Huge shoutout to Paul Schaeffer for all of his help on this trip. Paul is a reader of our blog, originally from Pennsylvania who now lives in Taiwan, and when we announced we would be visiting Taiwan, he reached out to offer assistance on where and how to bird around! Unfortunately Paul was in PA/Tanzania while we were in Taiwan so we missed crossing paths and meeting up in person. Paul, thanks again — the information you gave us was so valuable along the way!
This birding occurred 2-3 July, 2023
eBird checklist from the top of the pass: here
Sounds good.
It sounds a very sad story about Dominic. Do you have any more information about the disease that he contracted in Panama? Is it something other birders should be aware of?
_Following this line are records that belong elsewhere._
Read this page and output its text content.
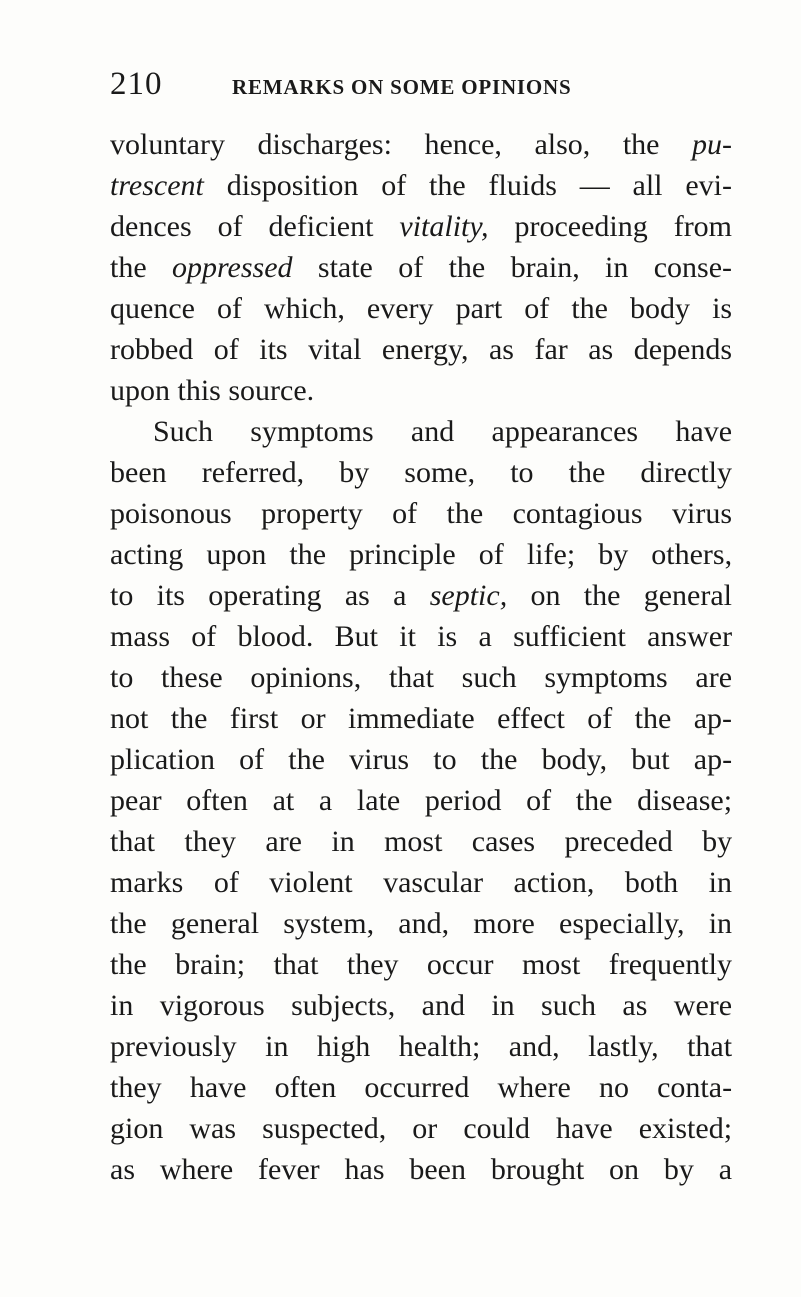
210	REMARKS ON SOME OPINIONS
voluntary discharges: hence, also, the pu-
trescent disposition of the fluids — all evi-
dences of deficient vitality, proceeding from
the oppressed state of the brain, in conse-
quence of which, every part of the body is
robbed of its vital energy, as far as depends
upon this source.
Such symptoms and appearances have
been referred, by some, to the directly
poisonous property of the contagious virus
acting upon the principle of life; by others,
to its operating as a septic, on the general
mass of blood. But it is a sufficient answer
to these opinions, that such symptoms are
not the first or immediate effect of the ap-
plication of the virus to the body, but ap-
pear often at a late period of the disease;
that they are in most cases preceded by
marks of violent vascular action, both in
the general system, and, more especially, in
the brain; that they occur most frequently
in vigorous subjects, and in such as were
previously in high health; and, lastly, that
they have often occurred where no conta-
gion was suspected, or could have existed;
as where fever has been brought on by a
Honestly, I’m not sure. I don’t think they ever found out. I do know his wife shared a story after he died about how he had gone to an Urgent Care when he got home and they prescribed antibiotics but then he got worse and went back. They kind of just sent him away and said continue the antibiotics. Finally he got so sick he went to the ER. He died in the emergency room.
Maybe severe dengue? I don’t believe that there are many undiscovered diseases lurking in the tropics. Extremely unfortunate whatever.
Yeah, whatever it was I think it went undiagnosed, hence the mystery. It really was tragic.